The "Woke Parenting Guide" Was Harmful Appropriation. We're Fixing That.
In response to concerns raised by our staff writers, we've changed the name of our monthly resource guide.
Previously titled "The Woke Parenting Guide," we've changed it to "Raising Kids Who Aren't Assholes." SKEW managing editor Shannon Dingle, who created the guide, and staff writer Rachel Virginia Hester, who bravely and generously first called out the problem with our guide's name, explain this change below.
Rachel: You may have noticed that all of a sudden SKEW’s Woke Parenting Guide is gone. It isn’t. We just changed the name to Raising Kids Who Aren’t Assholes. We changed the Woke Parenting Guide because of the widespread appropriation of the term “woke” by white folks.
Although I am a black writer, the column is written by Shannon, a white person, who undoubtedly will most likely attract a white, Christian audience. After all, we often tend to attract those who are like us. I believe that the use of “woke” to characterize this parenting guide was appropriative, because cultural appropriation is characterized by a more powerful group benefiting from a cultural artifact belonging to a marginalized group; a cultural artifact that would typically not be seen as valuable when being worn or performed by the marginalized group to which it belongs. If we are honest, SKEW, as a publication of Level Ground, is part of a white-led and predominantly white institution. A “Woke” Parenting Guide provides some edge to our magazine and perhaps to Shannon’s predominately white audience, but black Americans continue to struggle with censorship of their expression and struggle to maintain ownership of the things we create.

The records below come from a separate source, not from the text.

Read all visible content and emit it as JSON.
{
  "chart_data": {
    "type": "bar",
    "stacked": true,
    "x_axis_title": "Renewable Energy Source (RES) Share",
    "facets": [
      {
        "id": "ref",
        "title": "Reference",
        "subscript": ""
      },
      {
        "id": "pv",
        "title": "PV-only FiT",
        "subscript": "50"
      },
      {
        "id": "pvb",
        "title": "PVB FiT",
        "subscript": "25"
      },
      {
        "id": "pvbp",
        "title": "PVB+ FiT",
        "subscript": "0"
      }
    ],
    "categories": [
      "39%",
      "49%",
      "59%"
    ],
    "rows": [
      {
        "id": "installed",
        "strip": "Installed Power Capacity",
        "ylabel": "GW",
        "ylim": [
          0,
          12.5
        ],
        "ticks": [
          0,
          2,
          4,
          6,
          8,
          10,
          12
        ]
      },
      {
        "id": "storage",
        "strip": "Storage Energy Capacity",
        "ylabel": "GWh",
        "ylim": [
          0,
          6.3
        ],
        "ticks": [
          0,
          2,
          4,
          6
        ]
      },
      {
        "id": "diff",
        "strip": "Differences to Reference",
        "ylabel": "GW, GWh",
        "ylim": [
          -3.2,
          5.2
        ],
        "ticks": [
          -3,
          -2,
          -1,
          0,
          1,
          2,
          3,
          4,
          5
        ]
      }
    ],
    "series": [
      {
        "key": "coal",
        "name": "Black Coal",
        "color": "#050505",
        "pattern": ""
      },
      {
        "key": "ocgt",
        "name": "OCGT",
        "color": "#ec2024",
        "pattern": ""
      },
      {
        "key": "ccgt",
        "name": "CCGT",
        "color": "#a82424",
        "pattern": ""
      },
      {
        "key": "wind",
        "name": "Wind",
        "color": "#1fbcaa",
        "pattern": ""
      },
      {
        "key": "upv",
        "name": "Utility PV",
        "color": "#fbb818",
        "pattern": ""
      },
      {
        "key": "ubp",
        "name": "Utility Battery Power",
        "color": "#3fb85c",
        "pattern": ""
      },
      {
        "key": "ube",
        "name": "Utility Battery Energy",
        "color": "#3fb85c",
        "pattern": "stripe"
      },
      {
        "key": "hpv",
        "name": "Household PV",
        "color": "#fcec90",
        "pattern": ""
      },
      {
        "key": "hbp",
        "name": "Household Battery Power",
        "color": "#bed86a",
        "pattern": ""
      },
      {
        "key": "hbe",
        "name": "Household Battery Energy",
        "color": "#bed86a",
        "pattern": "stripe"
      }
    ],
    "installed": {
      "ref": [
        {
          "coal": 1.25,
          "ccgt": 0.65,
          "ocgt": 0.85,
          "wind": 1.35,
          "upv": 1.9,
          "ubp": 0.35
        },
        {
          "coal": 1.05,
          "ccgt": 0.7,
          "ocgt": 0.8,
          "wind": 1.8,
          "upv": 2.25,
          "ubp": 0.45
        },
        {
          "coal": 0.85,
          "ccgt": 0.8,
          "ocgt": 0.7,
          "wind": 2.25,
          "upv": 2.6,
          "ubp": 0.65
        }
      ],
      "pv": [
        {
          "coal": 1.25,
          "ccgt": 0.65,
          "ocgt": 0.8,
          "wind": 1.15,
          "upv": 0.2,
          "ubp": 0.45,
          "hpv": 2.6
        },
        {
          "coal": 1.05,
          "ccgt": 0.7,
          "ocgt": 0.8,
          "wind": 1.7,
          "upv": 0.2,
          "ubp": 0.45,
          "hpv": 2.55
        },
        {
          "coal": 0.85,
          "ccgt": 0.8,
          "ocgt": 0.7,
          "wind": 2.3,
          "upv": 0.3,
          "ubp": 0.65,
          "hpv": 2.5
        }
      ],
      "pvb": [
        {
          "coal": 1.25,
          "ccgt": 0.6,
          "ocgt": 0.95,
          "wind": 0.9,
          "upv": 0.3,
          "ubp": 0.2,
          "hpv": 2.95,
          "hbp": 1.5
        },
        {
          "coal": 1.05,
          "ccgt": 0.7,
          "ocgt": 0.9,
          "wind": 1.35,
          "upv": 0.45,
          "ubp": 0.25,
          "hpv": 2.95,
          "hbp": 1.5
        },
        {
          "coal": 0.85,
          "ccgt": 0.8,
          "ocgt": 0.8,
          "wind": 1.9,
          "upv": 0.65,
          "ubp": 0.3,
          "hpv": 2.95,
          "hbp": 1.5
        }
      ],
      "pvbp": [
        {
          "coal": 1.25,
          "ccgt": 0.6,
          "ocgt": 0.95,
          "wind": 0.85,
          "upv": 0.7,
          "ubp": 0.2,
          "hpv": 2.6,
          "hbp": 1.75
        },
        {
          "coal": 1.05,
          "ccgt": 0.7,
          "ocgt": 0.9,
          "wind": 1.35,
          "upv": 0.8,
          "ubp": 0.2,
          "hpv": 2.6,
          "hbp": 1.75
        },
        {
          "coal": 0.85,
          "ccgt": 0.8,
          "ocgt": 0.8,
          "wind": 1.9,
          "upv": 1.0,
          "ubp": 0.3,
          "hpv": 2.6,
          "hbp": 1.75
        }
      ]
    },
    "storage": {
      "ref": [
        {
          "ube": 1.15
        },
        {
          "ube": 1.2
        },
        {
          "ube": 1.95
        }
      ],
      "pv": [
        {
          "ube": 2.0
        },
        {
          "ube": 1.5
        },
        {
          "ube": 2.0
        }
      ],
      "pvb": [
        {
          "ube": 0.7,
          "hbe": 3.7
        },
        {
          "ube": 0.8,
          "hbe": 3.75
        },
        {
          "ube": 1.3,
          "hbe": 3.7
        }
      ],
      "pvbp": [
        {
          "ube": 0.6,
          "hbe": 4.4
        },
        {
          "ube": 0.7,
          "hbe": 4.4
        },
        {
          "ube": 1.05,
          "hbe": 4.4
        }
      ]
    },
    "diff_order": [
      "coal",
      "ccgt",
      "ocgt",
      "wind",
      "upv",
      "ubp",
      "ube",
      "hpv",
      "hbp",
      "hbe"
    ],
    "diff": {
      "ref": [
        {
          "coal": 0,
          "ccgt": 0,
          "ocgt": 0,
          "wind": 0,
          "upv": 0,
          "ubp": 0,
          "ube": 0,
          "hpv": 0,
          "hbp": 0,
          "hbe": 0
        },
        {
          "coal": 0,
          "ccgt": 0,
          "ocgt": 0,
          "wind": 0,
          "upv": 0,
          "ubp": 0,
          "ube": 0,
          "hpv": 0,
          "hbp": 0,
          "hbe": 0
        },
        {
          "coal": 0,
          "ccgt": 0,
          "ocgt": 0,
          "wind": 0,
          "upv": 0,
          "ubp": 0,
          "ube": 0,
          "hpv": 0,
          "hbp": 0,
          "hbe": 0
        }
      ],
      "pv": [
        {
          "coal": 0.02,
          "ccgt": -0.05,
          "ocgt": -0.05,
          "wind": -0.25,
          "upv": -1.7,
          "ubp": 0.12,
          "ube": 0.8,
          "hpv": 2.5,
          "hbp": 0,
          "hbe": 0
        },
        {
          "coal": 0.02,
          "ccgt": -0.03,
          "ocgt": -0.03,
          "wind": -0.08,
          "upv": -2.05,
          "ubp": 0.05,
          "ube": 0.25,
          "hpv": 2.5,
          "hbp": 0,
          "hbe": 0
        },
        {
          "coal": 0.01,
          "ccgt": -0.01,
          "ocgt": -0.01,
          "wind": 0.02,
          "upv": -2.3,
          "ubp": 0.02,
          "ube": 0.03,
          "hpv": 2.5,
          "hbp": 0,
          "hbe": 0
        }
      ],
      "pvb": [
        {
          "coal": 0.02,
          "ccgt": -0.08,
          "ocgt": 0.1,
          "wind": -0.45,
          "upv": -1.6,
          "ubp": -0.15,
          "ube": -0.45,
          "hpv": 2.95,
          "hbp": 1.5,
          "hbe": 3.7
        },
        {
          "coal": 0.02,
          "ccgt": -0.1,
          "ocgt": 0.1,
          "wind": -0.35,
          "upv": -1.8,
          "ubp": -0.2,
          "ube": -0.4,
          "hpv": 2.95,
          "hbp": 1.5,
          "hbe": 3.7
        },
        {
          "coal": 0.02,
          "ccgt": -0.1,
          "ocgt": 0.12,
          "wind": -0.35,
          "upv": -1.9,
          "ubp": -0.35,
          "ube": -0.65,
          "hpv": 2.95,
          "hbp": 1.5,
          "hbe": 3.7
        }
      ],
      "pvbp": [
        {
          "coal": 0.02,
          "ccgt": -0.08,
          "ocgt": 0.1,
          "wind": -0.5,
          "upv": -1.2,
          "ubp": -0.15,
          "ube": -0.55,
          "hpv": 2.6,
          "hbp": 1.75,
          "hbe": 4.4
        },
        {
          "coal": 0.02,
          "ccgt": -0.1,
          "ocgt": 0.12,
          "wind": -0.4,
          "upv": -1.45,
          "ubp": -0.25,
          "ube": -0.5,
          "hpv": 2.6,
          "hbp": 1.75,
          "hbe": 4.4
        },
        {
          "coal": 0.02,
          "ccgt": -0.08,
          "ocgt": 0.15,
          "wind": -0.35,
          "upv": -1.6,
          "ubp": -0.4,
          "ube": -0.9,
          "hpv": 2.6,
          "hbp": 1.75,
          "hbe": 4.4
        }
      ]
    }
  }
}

But there are ways to be creative without having to resort to acts of appropriation.
To be clear, I didn't say anything about the name at first, but it became extremely jarring when the May Issue came out and a very white Barbie was juxtaposed with the previous title of the column, The Woke Parenting Guide. This same week, a popular white male Christian writer had expressed that he thought "woke" was the invention of young white hipsters, reminding me how rampant the erasure of the black origins of popular slang is.
This made me feel sad and distraught and I began to consider how alienating this could potentially be to other black readers of SKEW. I struggled with why I didn't say anything before. I had just started my time at SKEW so I didn't want to rock the boat too much. That's how women of color often get told that they don't "fit the culture of the work environment" after all: by rocking the boat. However, by issue three, I felt like I trusted my coworkers enough to believe that if I said anything, they would hear me. So I said something.
Shannon: I'm a managing editor here at SKEW. I'm the only member of our team who is a parent, so the idea for the monthly feature formerly called the Woke Parenting Guide came from the intention of providing resources to others who are raising kids to be aware and conscious in this world. Impact matters more than intent. Again, for the people in the back, impact always matters more than intent. If I hit you with my 15 passenger van, saying "but I intended to drive down the road, not to hit you" doesn't change the impact of my huge van slamming into you, right? For white people or people with any other privilege granted by societal systems of oppression and supremacy (male privilege, abled privilege, cishetero privilege, citizenship status privilege, and so on), we act like intent is what matters most.
We're wrong.
My spouse Lee and I have a parenting motto that our two aims are to raise kids who love Jesus and who aren't assholes. We joke that if we fail at one, we'd rather fail on the Jesus one because the world already has too many people who love Jesus and still act like assholes. We don't need to raise any more of those.
(Ideally, we wouldn't have to have two goals, because loving Jesus would mean not being a jerk, but [insert name of the latest Christian jackass] shows us that isn't always the case.)
As a nod to that idea, we're renaming the feature Raising Kids Who Aren't Assholes. That's what the tools offered are meant to help you do.
We also took the word parent out of the title, because plenty of people who aren't parents are involved in raising kids. Our family couldn't flourish without others who play their own role - from teachers and coaches to neighbors and extended family - in raising our children.
As a white editor writing this regular feature, it was an asshole move to use the language of wokeness to describe what we were doing. It's a common error, but that doesn't make it acceptable. Rachel was generous enough to point this out. Part of raising kids who aren't assholes is owning up to it when we engage in asshattery, apologizing for it, and changing course. That's what we're aiming to do with this name change.
We're applying the name change retroactively to the previous three pieces formerly named Woke Parenting Guides. This isn't to hide our mistake. We don't want a tidy erasure of our poor judgment here. No, we're changing the name retroactively because so much of the content in these pieces is evergreen and will come up in internet searches. This is both an effort to do no harm and a model for other folks (mainly my fellow white progressives) that we can and should own our shit and make it right. On each one, we'll be including a link to this piece explaining the name change, as an acknowledgment that we were wrong.
In the words of unequaled Maya Angelou, "Do the best you can until you know better. Then when you know better, do better." Thank you, Rachel. Thank you to others who risk rocking the boat, even when their labor isn’t acknowledged or appreciated. I am sorry for the impact of my title choice, and I promise to do better.